Abstract

Abstract A dynamical interpretation is made of the mesoscale eddy buoyancy fluxes in the Eastern Boundary Currents off California and Peru–Chile, based on regional equilibrium simulations. The eddy fluxes are primarily shoreward and upward across a swath several hundred kilometers wide in the upper ocean; as such they serve to balance mean offshore air–sea heating and coastal upwelling. In the stratified interior the eddy fluxes are consistent with the adiabatic hypothesis associated with a mean eddy-induced velocity advecting mean buoyancy and tracers. Furthermore, with a suitable gauge choice, the horizontal fluxes are almost entirely aligned with the mean horizontal buoyancy gradient, consistent with the advective parameterization scheme of Gent and McWilliams. The associated diffusivity κ is surface intensified, matching the vertical stratification profile.
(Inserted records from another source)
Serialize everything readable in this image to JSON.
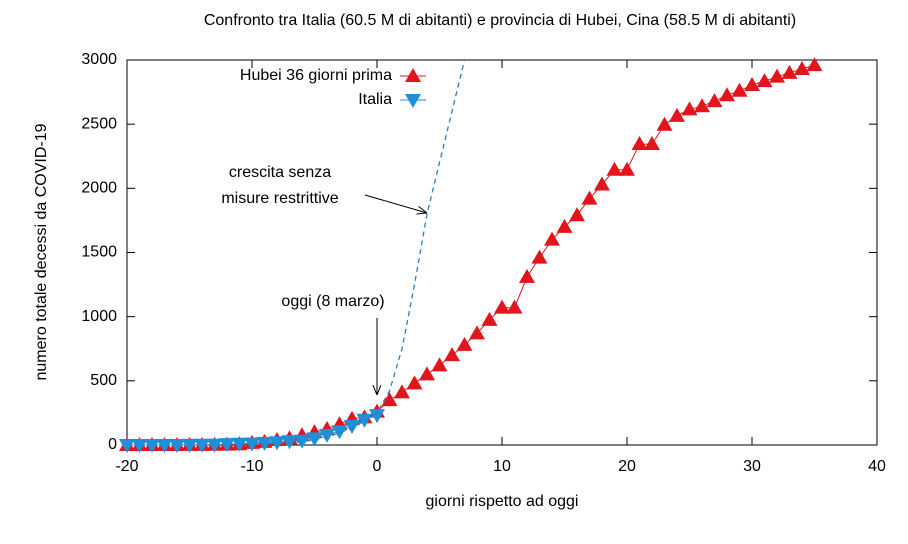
{
  "chart_data": {
    "type": "line",
    "title": "Confronto tra Italia (60.5 M di abitanti) e provincia di Hubei, Cina (58.5 M di abitanti)",
    "xlabel": "giorni rispetto ad oggi",
    "ylabel": "numero totale decessi da COVID-19",
    "xlim": [
      -20,
      40
    ],
    "xticks": [
      -20,
      -10,
      0,
      10,
      20,
      30,
      40
    ],
    "ylim": [
      0,
      3000
    ],
    "yticks": [
      0,
      500,
      1000,
      1500,
      2000,
      2500,
      3000
    ],
    "legend": "top-left",
    "series": [
      {
        "name": "Hubei 36 giorni prima",
        "color": "#e3141b",
        "marker": "triangle-up",
        "x": [
          -20,
          -19,
          -18,
          -17,
          -16,
          -15,
          -14,
          -13,
          -12,
          -11,
          -10,
          -9,
          -8,
          -7,
          -6,
          -5,
          -4,
          -3,
          -2,
          -1,
          0,
          1,
          2,
          3,
          4,
          5,
          6,
          7,
          8,
          9,
          10,
          11,
          12,
          13,
          14,
          15,
          16,
          17,
          18,
          19,
          20,
          21,
          22,
          23,
          24,
          25,
          26,
          27,
          28,
          29,
          30,
          31,
          32,
          33,
          34,
          35
        ],
        "values": [
          0,
          0,
          0,
          0,
          0,
          1,
          1,
          2,
          3,
          6,
          17,
          24,
          39,
          52,
          76,
          100,
          125,
          162,
          204,
          215,
          260,
          350,
          410,
          480,
          550,
          620,
          700,
          780,
          870,
          975,
          1070,
          1070,
          1310,
          1460,
          1600,
          1700,
          1790,
          1920,
          2030,
          2145,
          2145,
          2345,
          2345,
          2495,
          2565,
          2615,
          2640,
          2680,
          2725,
          2760,
          2805,
          2835,
          2870,
          2900,
          2930,
          2960
        ]
      },
      {
        "name": "Italia",
        "color": "#1f8fd8",
        "marker": "triangle-down",
        "x": [
          -20,
          -19,
          -18,
          -17,
          -16,
          -15,
          -14,
          -13,
          -12,
          -11,
          -10,
          -9,
          -8,
          -7,
          -6,
          -5,
          -4,
          -3,
          -2,
          -1,
          0
        ],
        "values": [
          0,
          0,
          0,
          0,
          0,
          1,
          2,
          3,
          7,
          10,
          12,
          17,
          21,
          29,
          34,
          52,
          79,
          107,
          148,
          197,
          233
        ]
      },
      {
        "color": "#2a7fc4",
        "style": "dashed",
        "x": [
          -10,
          -8,
          -6,
          -4,
          -2,
          0,
          1,
          2,
          3,
          4,
          5,
          6,
          7
        ],
        "values": [
          5,
          10,
          25,
          60,
          130,
          250,
          420,
          750,
          1250,
          1800,
          2200,
          2600,
          3000
        ]
      }
    ],
    "annotations": [
      {
        "text": [
          "crescita senza",
          "misure restrittive"
        ]
      },
      {
        "text": [
          "oggi (8 marzo)"
        ]
      }
    ]
  }
}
The fluxes span the across-shore band of high eddy energy, but their alongshore structure is unresolved because of sampling limitations. In the surface layer the eddy flux is significantly diabatic with a shallow eddy-induced circulation cell and downgradient lateral diapycnal flux. The dominant eddy generation process is baroclinic instability, but there are significant regional differences between the upwelling systems in the flux and κ that are not consistent with simple instability theory.